All he did in three seasons was set the Trojans’ record for completion percentage, and not just because he was a check-down master. Kessler threw for more than 10,000 yards and averaged 12.2 yards per reception, finishing with 88 touchdown passes and just 19 interceptions.

Each of his three starting seasons at USC was a marvel of quiet efficiency, and each ended with Kessler’s being selected All-Pac-12 honorable mention at his position, ranked behind such taller luminaries as Taylor Kelly, Brett Hundley, and Luke Falk. (Also, Marcus Mariota and Jared Goff.)

Kessler was drafted in the third round by Cleveland in 2016, slotted behind Robert Griffin III and Josh McCown, but when both suffered shoulder injuries, he became the starter for eight games as a rookie. The Browns didn’t win any of them, but Kessler had a passer rating of 90 or better in five of the starts and he hummed along, completing 65.6 percent of his passes. The run might have continued, but he suffered a concussion and both McCown and Griffin were ready to return.

He played in just three games, with no starts, for the Browns in 2017, then went to the Jaguars last season. When starter Blake Bortles was benched late in the year, Kessler got four starts and finished the year for Jacksonville having completed 64.9 percent of his passes.

After he was let go by the Jags, the Eagles brought him in during the spring. He’s got more experience and resume than just a typical “camp arm,” but Wentz is Wentz, Sudfeld is the heir apparent to the role of Nick Foles, and the team spent a fifth-round draft pick on Thorson. What exactly is Kessler’s path to making the team?
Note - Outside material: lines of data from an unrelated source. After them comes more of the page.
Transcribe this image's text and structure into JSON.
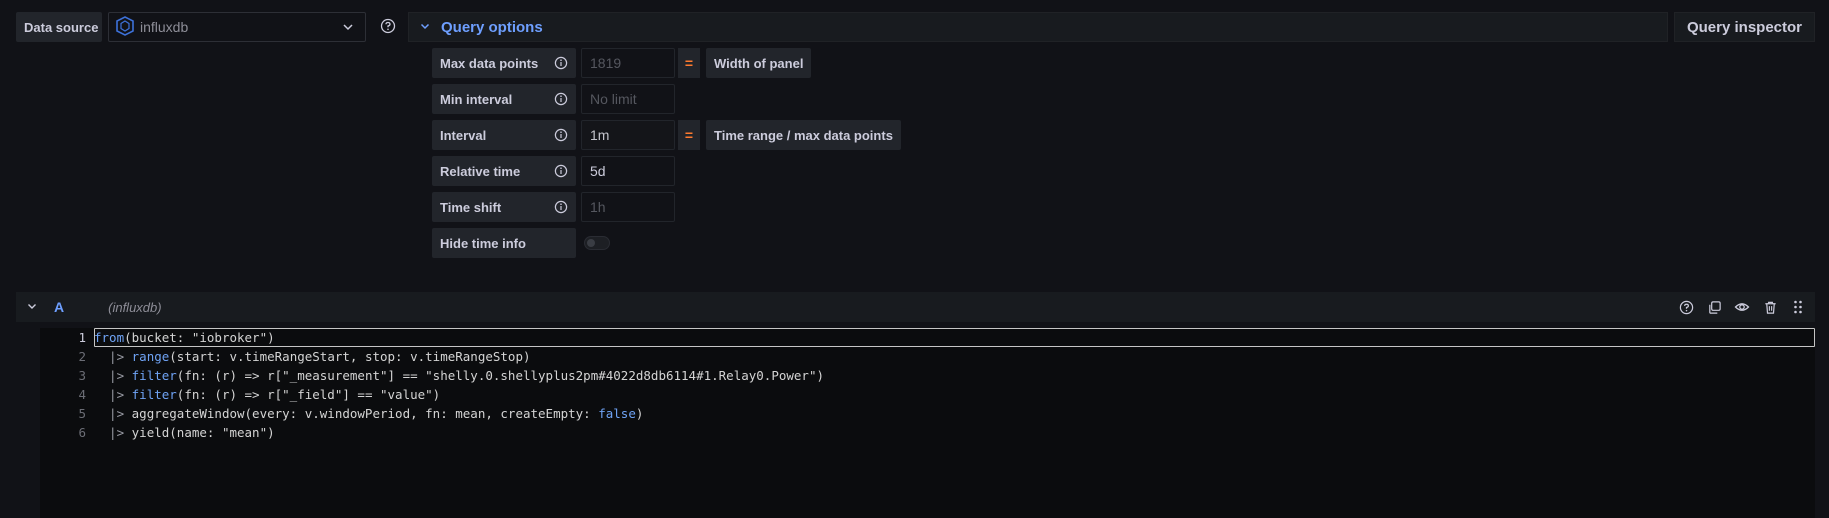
{
  "data_source": {
    "label": "Data source",
    "selected": "influxdb",
    "icon": "influxdb-logo-icon"
  },
  "query_options": {
    "title": "Query options",
    "rows": [
      {
        "label": "Max data points",
        "value": "1819",
        "value_style": "placeholder",
        "eq": "=",
        "eq_desc": "Width of panel"
      },
      {
        "label": "Min interval",
        "value": "No limit",
        "value_style": "placeholder"
      },
      {
        "label": "Interval",
        "value": "1m",
        "value_style": "value-dim",
        "eq": "=",
        "eq_desc": "Time range / max data points"
      },
      {
        "label": "Relative time",
        "value": "5d",
        "value_style": "value"
      },
      {
        "label": "Time shift",
        "value": "1h",
        "value_style": "placeholder"
      },
      {
        "label": "Hide time info",
        "toggle": false
      }
    ]
  },
  "query_inspector": {
    "label": "Query inspector"
  },
  "query": {
    "letter": "A",
    "datasource": "(influxdb)",
    "actions": [
      "help-icon",
      "duplicate-icon",
      "eye-icon",
      "trash-icon",
      "drag-handle-icon"
    ]
  },
  "editor": {
    "active_line": 1,
    "lines": [
      {
        "num": "1",
        "parts": [
          {
            "t": "from",
            "c": "kw"
          },
          {
            "t": "(bucket: \"iobroker\")"
          }
        ]
      },
      {
        "num": "2",
        "parts": [
          {
            "t": "  |> ",
            "c": "pipe"
          },
          {
            "t": "range",
            "c": "kw"
          },
          {
            "t": "(start: v.timeRangeStart, stop: v.timeRangeStop)"
          }
        ]
      },
      {
        "num": "3",
        "parts": [
          {
            "t": "  |> ",
            "c": "pipe"
          },
          {
            "t": "filter",
            "c": "kw"
          },
          {
            "t": "(fn: (r) => r[\"_measurement\"] == \"shelly.0.shellyplus2pm#4022d8db6114#1.Relay0.Power\")"
          }
        ]
      },
      {
        "num": "4",
        "parts": [
          {
            "t": "  |> ",
            "c": "pipe"
          },
          {
            "t": "filter",
            "c": "kw"
          },
          {
            "t": "(fn: (r) => r[\"_field\"] == \"value\")"
          }
        ]
      },
      {
        "num": "5",
        "parts": [
          {
            "t": "  |> ",
            "c": "pipe"
          },
          {
            "t": "aggregateWindow(every: v.windowPeriod, fn: mean, createEmpty: "
          },
          {
            "t": "false",
            "c": "bool"
          },
          {
            "t": ")"
          }
        ]
      },
      {
        "num": "6",
        "parts": [
          {
            "t": "  |> ",
            "c": "pipe"
          },
          {
            "t": "yield(name: \"mean\")"
          }
        ]
      }
    ]
  },
  "colors": {
    "accent": "#6e9fff",
    "equals": "#ff7a2f",
    "background": "#111217"
  }
}
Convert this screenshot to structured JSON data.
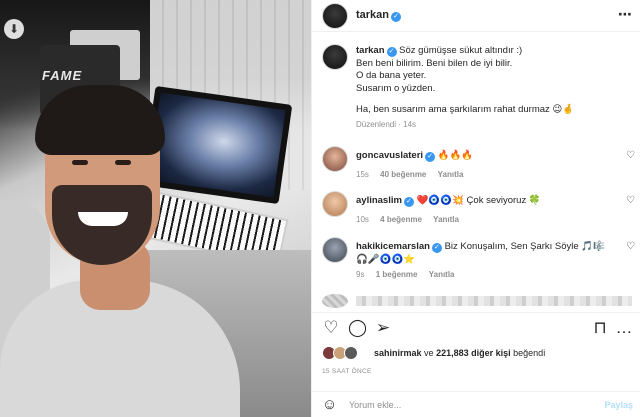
{
  "post": {
    "author": "tarkan",
    "header_more_icon": "more-horizontal-icon",
    "download_icon": "download-icon"
  },
  "caption": {
    "username": "tarkan",
    "line1": "Söz gümüşse sükut altındır :)",
    "line2": "Ben beni bilirim. Beni bilen de iyi bilir.",
    "line3": "O da bana yeter.",
    "line4": "Susarım o yüzden.",
    "line5": "Ha, ben susarım ama şarkılarım rahat durmaz 😉🤞",
    "edited": "Düzenlendi",
    "time": "14s"
  },
  "comments": [
    {
      "username": "goncavuslateri",
      "text": "🔥🔥🔥",
      "time": "15s",
      "likes": "40 beğenme",
      "reply": "Yanıtla"
    },
    {
      "username": "aylinaslim",
      "text": "❤️🧿🧿💥 Çok seviyoruz 🍀",
      "time": "10s",
      "likes": "4 beğenme",
      "reply": "Yanıtla"
    },
    {
      "username": "hakikicemarslan",
      "text": "Biz Konuşalım, Sen Şarkı Söyle 🎵🎼🎧🎤🧿🧿⭐",
      "time": "9s",
      "likes": "1 beğenme",
      "reply": "Yanıtla"
    }
  ],
  "likes": {
    "user": "sahinirmak",
    "connector": "ve",
    "count": "221,883 diğer kişi",
    "suffix": "beğendi"
  },
  "timestamp": "15 SAAT ÖNCE",
  "add_comment": {
    "placeholder": "Yorum ekle...",
    "post_label": "Paylaş"
  },
  "colors": {
    "verified": "#3897f0",
    "meta_gray": "#8e8e8e",
    "post_disabled": "#b2dffc"
  }
}
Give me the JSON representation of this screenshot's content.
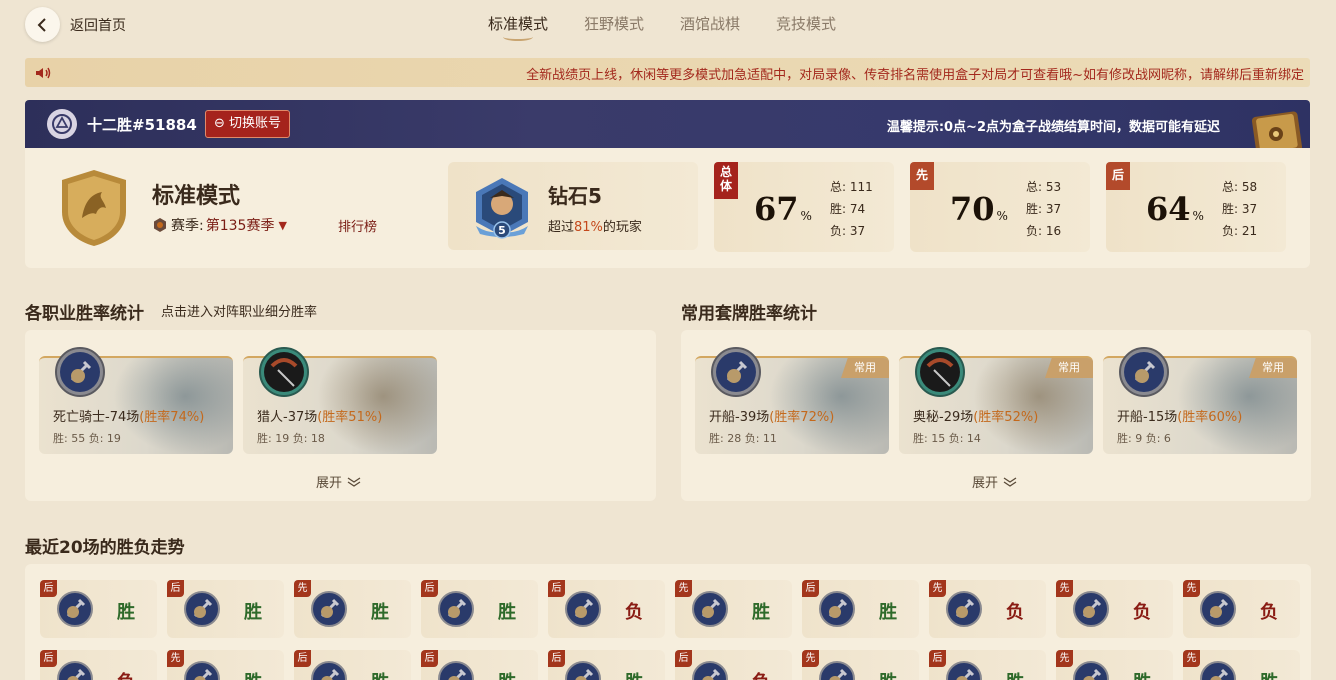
{
  "nav": {
    "back_label": "返回首页",
    "tabs": [
      {
        "label": "标准模式",
        "active": true
      },
      {
        "label": "狂野模式",
        "active": false
      },
      {
        "label": "酒馆战棋",
        "active": false
      },
      {
        "label": "竞技模式",
        "active": false
      }
    ]
  },
  "notice": {
    "text": "全新战绩页上线，休闲等更多模式加急适配中，对局录像、传奇排名需使用盒子对局才可查看哦~如有修改战网昵称，请解绑后重新绑定"
  },
  "account": {
    "name": "十二胜#51884",
    "switch_label": "切换账号",
    "tip": "温馨提示:0点~2点为盒子战绩结算时间，数据可能有延迟"
  },
  "mode": {
    "title": "标准模式",
    "season_label": "赛季:",
    "season_value": "第135赛季",
    "rank_link": "排行榜",
    "rank_name": "钻石5",
    "rank_level": "5",
    "rank_sub_prefix": "超过",
    "rank_sub_pct": "81%",
    "rank_sub_suffix": "的玩家"
  },
  "winrates": [
    {
      "tag": "总体",
      "value": "67",
      "unit": "%",
      "total_label": "总:",
      "total": "111",
      "win_label": "胜:",
      "win": "74",
      "lose_label": "负:",
      "lose": "37"
    },
    {
      "tag": "先",
      "value": "70",
      "unit": "%",
      "total_label": "总:",
      "total": "53",
      "win_label": "胜:",
      "win": "37",
      "lose_label": "负:",
      "lose": "16"
    },
    {
      "tag": "后",
      "value": "64",
      "unit": "%",
      "total_label": "总:",
      "total": "58",
      "win_label": "胜:",
      "win": "37",
      "lose_label": "负:",
      "lose": "21"
    }
  ],
  "class_section": {
    "title": "各职业胜率统计",
    "subtitle": "点击进入对阵职业细分胜率",
    "expand": "展开",
    "cards": [
      {
        "name": "死亡骑士-74场",
        "rate": "(胜率74%)",
        "stats": "胜: 55 负: 19",
        "icon": "death-knight-icon"
      },
      {
        "name": "猎人-37场",
        "rate": "(胜率51%)",
        "stats": "胜: 19 负: 18",
        "icon": "hunter-icon"
      }
    ]
  },
  "deck_section": {
    "title": "常用套牌胜率统计",
    "expand": "展开",
    "common_tag": "常用",
    "cards": [
      {
        "name": "开船-39场",
        "rate": "(胜率72%)",
        "stats": "胜: 28 负: 11",
        "icon": "death-knight-icon"
      },
      {
        "name": "奥秘-29场",
        "rate": "(胜率52%)",
        "stats": "胜: 15 负: 14",
        "icon": "hunter-icon"
      },
      {
        "name": "开船-15场",
        "rate": "(胜率60%)",
        "stats": "胜: 9 负: 6",
        "icon": "death-knight-icon"
      }
    ]
  },
  "recent": {
    "title": "最近20场的胜负走势",
    "row1": [
      {
        "tag": "后",
        "result": "胜",
        "win": true
      },
      {
        "tag": "后",
        "result": "胜",
        "win": true
      },
      {
        "tag": "先",
        "result": "胜",
        "win": true
      },
      {
        "tag": "后",
        "result": "胜",
        "win": true
      },
      {
        "tag": "后",
        "result": "负",
        "win": false
      },
      {
        "tag": "先",
        "result": "胜",
        "win": true
      },
      {
        "tag": "后",
        "result": "胜",
        "win": true
      },
      {
        "tag": "先",
        "result": "负",
        "win": false
      },
      {
        "tag": "先",
        "result": "负",
        "win": false
      },
      {
        "tag": "先",
        "result": "负",
        "win": false
      }
    ],
    "row2": [
      {
        "tag": "后",
        "result": "负",
        "win": false
      },
      {
        "tag": "先",
        "result": "胜",
        "win": true
      },
      {
        "tag": "后",
        "result": "胜",
        "win": true
      },
      {
        "tag": "后",
        "result": "胜",
        "win": true
      },
      {
        "tag": "后",
        "result": "胜",
        "win": true
      },
      {
        "tag": "后",
        "result": "负",
        "win": false
      },
      {
        "tag": "先",
        "result": "胜",
        "win": true
      },
      {
        "tag": "后",
        "result": "胜",
        "win": true
      },
      {
        "tag": "先",
        "result": "胜",
        "win": true
      },
      {
        "tag": "先",
        "result": "胜",
        "win": true
      }
    ]
  },
  "colors": {
    "accent_red": "#a5231c",
    "win_green": "#2e6a2a",
    "lose_red": "#8a1c14",
    "banner_navy": "#2d2f5a",
    "page_bg": "#efe5d2"
  }
}
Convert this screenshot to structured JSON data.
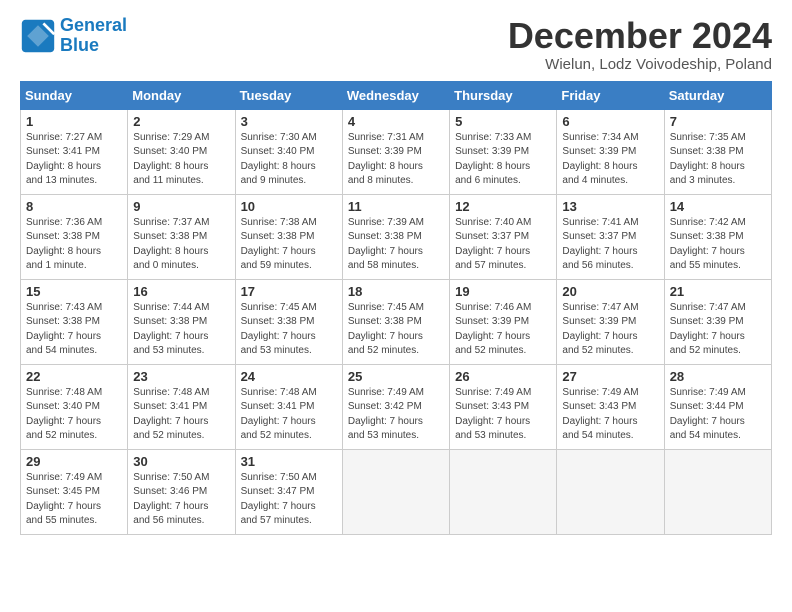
{
  "header": {
    "logo_line1": "General",
    "logo_line2": "Blue",
    "month_title": "December 2024",
    "subtitle": "Wielun, Lodz Voivodeship, Poland"
  },
  "weekdays": [
    "Sunday",
    "Monday",
    "Tuesday",
    "Wednesday",
    "Thursday",
    "Friday",
    "Saturday"
  ],
  "weeks": [
    [
      {
        "day": "1",
        "info": "Sunrise: 7:27 AM\nSunset: 3:41 PM\nDaylight: 8 hours\nand 13 minutes."
      },
      {
        "day": "2",
        "info": "Sunrise: 7:29 AM\nSunset: 3:40 PM\nDaylight: 8 hours\nand 11 minutes."
      },
      {
        "day": "3",
        "info": "Sunrise: 7:30 AM\nSunset: 3:40 PM\nDaylight: 8 hours\nand 9 minutes."
      },
      {
        "day": "4",
        "info": "Sunrise: 7:31 AM\nSunset: 3:39 PM\nDaylight: 8 hours\nand 8 minutes."
      },
      {
        "day": "5",
        "info": "Sunrise: 7:33 AM\nSunset: 3:39 PM\nDaylight: 8 hours\nand 6 minutes."
      },
      {
        "day": "6",
        "info": "Sunrise: 7:34 AM\nSunset: 3:39 PM\nDaylight: 8 hours\nand 4 minutes."
      },
      {
        "day": "7",
        "info": "Sunrise: 7:35 AM\nSunset: 3:38 PM\nDaylight: 8 hours\nand 3 minutes."
      }
    ],
    [
      {
        "day": "8",
        "info": "Sunrise: 7:36 AM\nSunset: 3:38 PM\nDaylight: 8 hours\nand 1 minute."
      },
      {
        "day": "9",
        "info": "Sunrise: 7:37 AM\nSunset: 3:38 PM\nDaylight: 8 hours\nand 0 minutes."
      },
      {
        "day": "10",
        "info": "Sunrise: 7:38 AM\nSunset: 3:38 PM\nDaylight: 7 hours\nand 59 minutes."
      },
      {
        "day": "11",
        "info": "Sunrise: 7:39 AM\nSunset: 3:38 PM\nDaylight: 7 hours\nand 58 minutes."
      },
      {
        "day": "12",
        "info": "Sunrise: 7:40 AM\nSunset: 3:37 PM\nDaylight: 7 hours\nand 57 minutes."
      },
      {
        "day": "13",
        "info": "Sunrise: 7:41 AM\nSunset: 3:37 PM\nDaylight: 7 hours\nand 56 minutes."
      },
      {
        "day": "14",
        "info": "Sunrise: 7:42 AM\nSunset: 3:38 PM\nDaylight: 7 hours\nand 55 minutes."
      }
    ],
    [
      {
        "day": "15",
        "info": "Sunrise: 7:43 AM\nSunset: 3:38 PM\nDaylight: 7 hours\nand 54 minutes."
      },
      {
        "day": "16",
        "info": "Sunrise: 7:44 AM\nSunset: 3:38 PM\nDaylight: 7 hours\nand 53 minutes."
      },
      {
        "day": "17",
        "info": "Sunrise: 7:45 AM\nSunset: 3:38 PM\nDaylight: 7 hours\nand 53 minutes."
      },
      {
        "day": "18",
        "info": "Sunrise: 7:45 AM\nSunset: 3:38 PM\nDaylight: 7 hours\nand 52 minutes."
      },
      {
        "day": "19",
        "info": "Sunrise: 7:46 AM\nSunset: 3:39 PM\nDaylight: 7 hours\nand 52 minutes."
      },
      {
        "day": "20",
        "info": "Sunrise: 7:47 AM\nSunset: 3:39 PM\nDaylight: 7 hours\nand 52 minutes."
      },
      {
        "day": "21",
        "info": "Sunrise: 7:47 AM\nSunset: 3:39 PM\nDaylight: 7 hours\nand 52 minutes."
      }
    ],
    [
      {
        "day": "22",
        "info": "Sunrise: 7:48 AM\nSunset: 3:40 PM\nDaylight: 7 hours\nand 52 minutes."
      },
      {
        "day": "23",
        "info": "Sunrise: 7:48 AM\nSunset: 3:41 PM\nDaylight: 7 hours\nand 52 minutes."
      },
      {
        "day": "24",
        "info": "Sunrise: 7:48 AM\nSunset: 3:41 PM\nDaylight: 7 hours\nand 52 minutes."
      },
      {
        "day": "25",
        "info": "Sunrise: 7:49 AM\nSunset: 3:42 PM\nDaylight: 7 hours\nand 53 minutes."
      },
      {
        "day": "26",
        "info": "Sunrise: 7:49 AM\nSunset: 3:43 PM\nDaylight: 7 hours\nand 53 minutes."
      },
      {
        "day": "27",
        "info": "Sunrise: 7:49 AM\nSunset: 3:43 PM\nDaylight: 7 hours\nand 54 minutes."
      },
      {
        "day": "28",
        "info": "Sunrise: 7:49 AM\nSunset: 3:44 PM\nDaylight: 7 hours\nand 54 minutes."
      }
    ],
    [
      {
        "day": "29",
        "info": "Sunrise: 7:49 AM\nSunset: 3:45 PM\nDaylight: 7 hours\nand 55 minutes."
      },
      {
        "day": "30",
        "info": "Sunrise: 7:50 AM\nSunset: 3:46 PM\nDaylight: 7 hours\nand 56 minutes."
      },
      {
        "day": "31",
        "info": "Sunrise: 7:50 AM\nSunset: 3:47 PM\nDaylight: 7 hours\nand 57 minutes."
      },
      null,
      null,
      null,
      null
    ]
  ]
}
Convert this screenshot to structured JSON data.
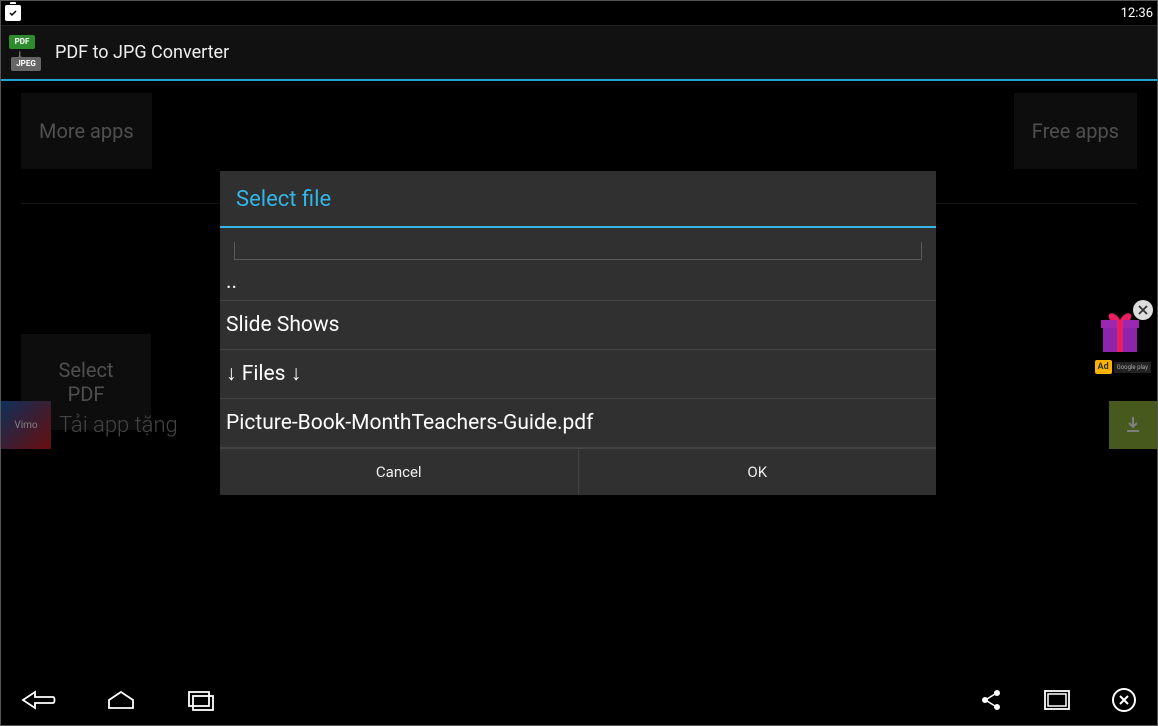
{
  "status": {
    "time": "12:36"
  },
  "app": {
    "title": "PDF to JPG Converter",
    "logo_pdf": "PDF",
    "logo_jpeg": "JPEG"
  },
  "buttons": {
    "more_apps": "More apps",
    "free_apps": "Free apps",
    "select_pdf": "Select PDF"
  },
  "ad": {
    "vimo": "Vimo",
    "text": "Tải app tặng",
    "badge": "Ad",
    "google_play": "Google play"
  },
  "dialog": {
    "title": "Select file",
    "items": {
      "parent": "..",
      "folder1": "Slide Shows",
      "files_divider": "↓ Files ↓",
      "file1": "Picture-Book-MonthTeachers-Guide.pdf"
    },
    "cancel": "Cancel",
    "ok": "OK"
  }
}
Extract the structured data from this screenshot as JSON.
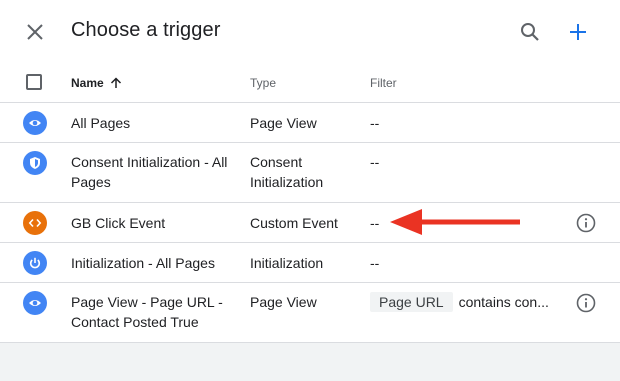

“I can only control what I can control, and that’s showing you can run the plays and be functionable, and make the throws when they are there,” Kessler said. “Then, when you get to the preseason games, and you’re playing a different team, and things aren’t scripted, are you still smooth? No matter how many plays or what reps I’m getting [in practice], I just want to show I can move the ball and then transition that over into a game situation.”

Smooth has never been Kessler’s problem, and there is a path for him here. To be kind, Thorson has been pretty spotty in camp, and Sudfeld hasn’t been much better. The Eagles might consider slipping Thorson onto the practice squad — it’s not like other teams will clamor to steal him at this point — and then keep three quarterbacks, in deference to the injury history of Wentz.

Maybe, although it is a long way to Aug. 31, when the active rosters are reduced to 53 players, and a lot can happen between now and then. Camp practices will tell their tale, as will the preseason games.

“You know you’re competing. Everyone is competing for a spot on the field,” Kessler said. “But you can’t let that be your only mindset. If you home in on just that, you can’t get better. When you get reps, you learn from them, and at the end of the day, it’s just showing you can run a team.”

Cody Kessler has done that all his career, usually better than the legion of lanky dudes who beat him to death in measurables. Every season remains a new challenge, however, to convince yet another team of that. This season, it is the Eagles. Once again, Kessler is standing out because he doesn’t. Sometimes that can work just as well.